JC: How do things change when working with a living artist?
SN: Working directly with artists is compelling for a variety of reasons. For one, I am an artist myself and enjoy treating frame design as an extension of artistic practice. The way we work at Bark to conceive, design, and craft frames for artists goes in tandem with an artist’s idea of their work and how it should be presented. It can be an immensely creative and informative process, for the frame designer and the artist. Artists are almost always interested in knowing the technical details of framing. As a result, frame designs for artists can be very inventive and challenging (which makes the whole process more fun).
Over the years I have worked here I have been introduced to the work of many artists and their various frame preferences. Some may want natural materials and hardwoods with basic finishes to reflect the piece, others may want unconventional matting colors, and some might want the frame to be consistent with a larger museum or gallery installation. We try to envision the entire scope of the artist’s immediate project, and with enough foresight, we think about an artist’s trajectory with regard to framing. Should different bodies of work have different frame styles? How lasting is the design? Of course, styles and trends always change (this too includes framing), but as preservation framers we are constantly researching the best materials and conservation practices to put them to practice in our frame designs. Preservation and best practices can influence frame design, but we work to happily marry preservation and aesthetics.

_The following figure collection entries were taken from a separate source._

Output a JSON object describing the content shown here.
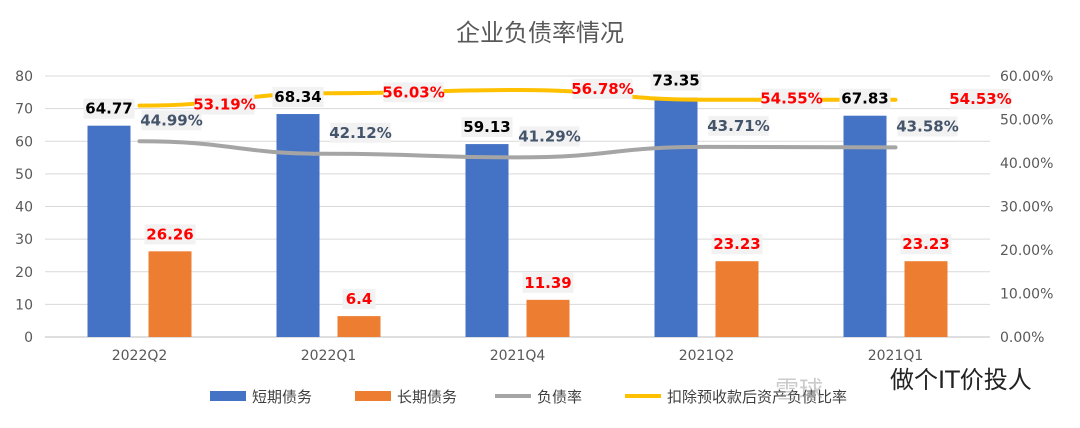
{
  "chart_data": {
    "type": "bar",
    "title": "企业负债率情况",
    "categories": [
      "2022Q2",
      "2022Q1",
      "2021Q4",
      "2021Q2",
      "2021Q1"
    ],
    "series": [
      {
        "name": "短期债务",
        "kind": "bar",
        "axis": "left",
        "color": "#4472c4",
        "values": [
          64.77,
          68.34,
          59.13,
          73.35,
          67.83
        ],
        "labels": [
          "64.77",
          "68.34",
          "59.13",
          "73.35",
          "67.83"
        ]
      },
      {
        "name": "长期债务",
        "kind": "bar",
        "axis": "left",
        "color": "#ed7d31",
        "values": [
          26.26,
          6.4,
          11.39,
          23.23,
          23.23
        ],
        "labels": [
          "26.26",
          "6.4",
          "11.39",
          "23.23",
          "23.23"
        ]
      },
      {
        "name": "负债率",
        "kind": "line",
        "axis": "right",
        "color": "#a5a5a5",
        "values": [
          44.99,
          42.12,
          41.29,
          43.71,
          43.58
        ],
        "labels": [
          "44.99%",
          "42.12%",
          "41.29%",
          "43.71%",
          "43.58%"
        ]
      },
      {
        "name": "扣除预收款后资产负债比率",
        "kind": "line",
        "axis": "right",
        "color": "#ffc000",
        "values": [
          53.19,
          56.03,
          56.78,
          54.55,
          54.53
        ],
        "labels": [
          "53.19%",
          "56.03%",
          "56.78%",
          "54.55%",
          "54.53%"
        ]
      }
    ],
    "y_left": {
      "range": [
        0,
        80
      ],
      "ticks": [
        "0",
        "10",
        "20",
        "30",
        "40",
        "50",
        "60",
        "70",
        "80"
      ]
    },
    "y_right": {
      "range": [
        0,
        60
      ],
      "ticks": [
        "0.00%",
        "10.00%",
        "20.00%",
        "30.00%",
        "40.00%",
        "50.00%",
        "60.00%"
      ]
    },
    "grid": true,
    "legend_position": "bottom"
  },
  "watermark": {
    "text1": "雪球",
    "text2": "做个IT价投人"
  }
}
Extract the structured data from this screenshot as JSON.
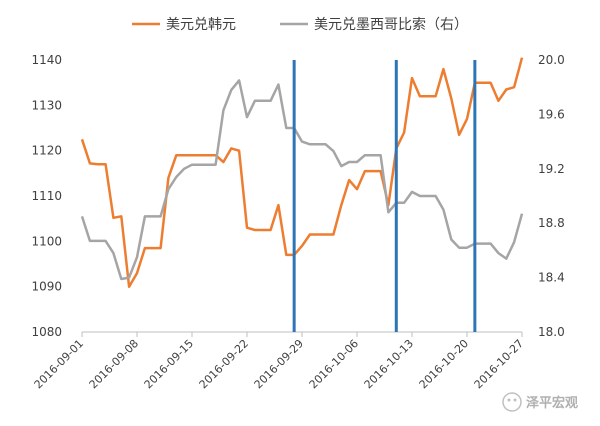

We have framed the work of many artists of my generation, including colleagues of mine from graduate school. Framing the work of contemporary artists is a legacy of the company. Jed [Bark, President of Bark Frameworks] started framing in New York by way of his own artistic career and his acknowledgement of the shortcomings of frame design in the 70s. Being able to offer artists frames that matched the vision of their work was a new proposition. Bark designers have had the opportunity to work with numerous established living artists, including: Jasper Johns, James Siena, Joel Shapiro, Brice Marden, Mel Bochner, Roni Horn, and Gregory Crewdson.